LE DIALOGUE ENTRE LA PERMANENCE ET L'ALTÉRATION

-------Pour comprendre une culture aussi cohérente, il est indispensable de renoncer au projet de tout expliquer par une cause privilégiée. S'il ne fa ut pas douter que le défi lancé par la nature la plus hostile réclame, impérativement, cette conduite volontariste, cette mobilisation incessante des énergies, cet effort tendu, obstiné et têtu pour assurer la survie du groupe, bref les vertus même que prescrit la religion, il n'est pas moins sûr que, n faisant du travail et de l'entraide des devoirs sacrés, en prescrivant le renoncement au luxe et en inspirant à tous les membres de la communauté religieuse un fort sentiment de leur originalité et la ferme résolution de la défendre, la doctrine puritaine et rigoriste qu'ils professaient, outre qu'elle leur a fourni les armes indispensables pour vaincre les difficultés naturelles, leur a donné les moyens et la volonté, propre aux minorités, de réussir dans le monde de l'économie moderne, les préservant de la dissolution dont leur " culture " était menacée par le contact de la civilisation occidentale. Aussi le débat entre l'interprétation spiritualiste ou webérienne et l'interprétation " matérialiste " n'a-t-il guère ici de sens, parce que tout se tient inséparablement joint et lié, que tout, par suite, est cause en même temps qu'effet. Ainsi le dogme, ainsi le milieu naturel et l'économie, ainsi la structure politique et familiale.

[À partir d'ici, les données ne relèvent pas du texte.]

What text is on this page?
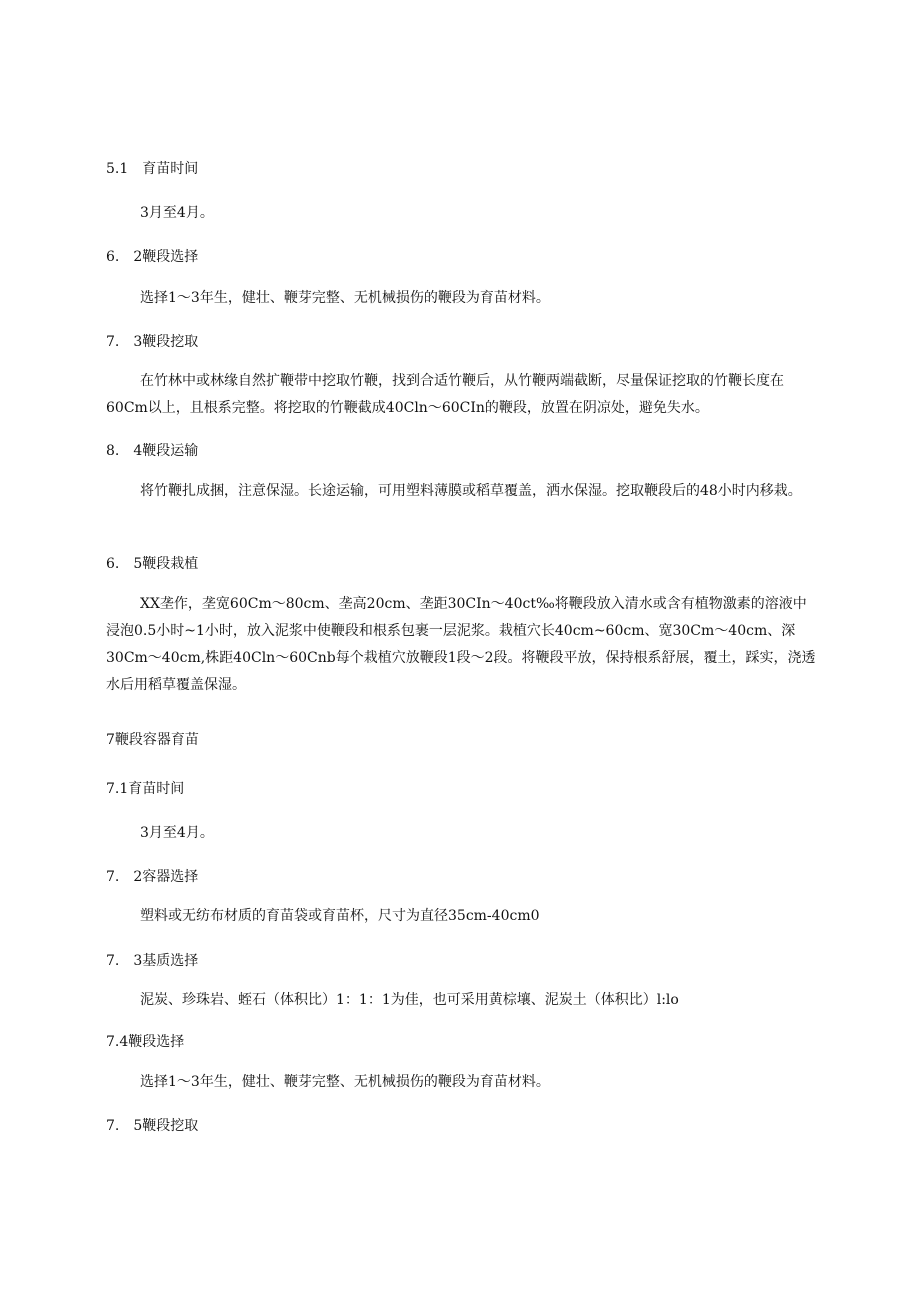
5.1　育苗时间
3月至4月。
6.　2鞭段选择
选择1～3年生，健壮、鞭芽完整、无机械损伤的鞭段为育苗材料。
7.　3鞭段挖取
在竹林中或林缘自然扩鞭带中挖取竹鞭，找到合适竹鞭后，从竹鞭两端截断，尽量保证挖取的竹鞭长度在60Cm以上，且根系完整。将挖取的竹鞭截成40Cln～60CIn的鞭段，放置在阴凉处，避免失水。
8.　4鞭段运输
将竹鞭扎成捆，注意保湿。长途运输，可用塑料薄膜或稻草覆盖，洒水保湿。挖取鞭段后的48小时内移栽。
6.　5鞭段栽植
XX垄作，垄宽60Cm～80cm、垄高20cm、垄距30CIn～40ct‰将鞭段放入清水或含有植物激素的溶液中浸泡0.5小时~1小时，放入泥浆中使鞭段和根系包裹一层泥浆。栽植穴长40cm~60cm、宽30Cm～40cm、深30Cm～40cm,株距40Cln～60Cnb每个栽植穴放鞭段1段～2段。将鞭段平放，保持根系舒展，覆土，踩实，浇透水后用稻草覆盖保湿。
7鞭段容器育苗
7.1育苗时间
3月至4月。
7.　2容器选择
塑料或无纺布材质的育苗袋或育苗杯，尺寸为直径35cm-40cm0
7.　3基质选择
泥炭、珍珠岩、蛭石（体积比）1：1：1为佳，也可采用黄棕壤、泥炭土（体积比）l:lo
7.4鞭段选择
选择1～3年生，健壮、鞭芽完整、无机械损伤的鞭段为育苗材料。
7.　5鞭段挖取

En chacun de ces domaines, se manifeste l'esprit tout entier de cette civilisation, sorte d'édifice où chaque pierre est clé de voûte.
-------A partir de chacun de ces thèmes pris comme centre, il est possible d'engendrer l'ensemble de la culture, puisqu'il n'en est aucun qui ne prenne sens par tous les autres : la désolation et l'hostilité de l'environnement naturel renvoient d'une part à l'irrédentisme et à l'exclusivisme de la doctrine religieuse qui en a déterminé le choix, et d'autre part à l'émigration qui permet la survie au désert ; mais l'émigration elle-même suppose d'une part la doctrine religieuse, garantie de cohésion, incitationà l'adaptation raisonnée et valeur des valeurs dont il faut à tout prix assurer la sauvegarde en en maintenant les fondements économiques ; et d'autre part la famille dont la forte unité, outre qu'elle assure l'équilibre social, est la sécurité et le point d'attache de l'émigré ; stabilité et solidité de la famille sont elles-mêmes ménagées par la doctrine religieuse, par l'ordre moral que fait régner le gouvernement des clercs et par l'ensemble de l'organisation politique ; mais celle-ci en retour doit grande part de sa cohésion à l'éducation octroyée aux enfants par le groupe familial, chargé d'enseigner, selon les méthodes strictement et précisément définies, le respect des principes et la pratique des vertus qui fondent l'existence de la société.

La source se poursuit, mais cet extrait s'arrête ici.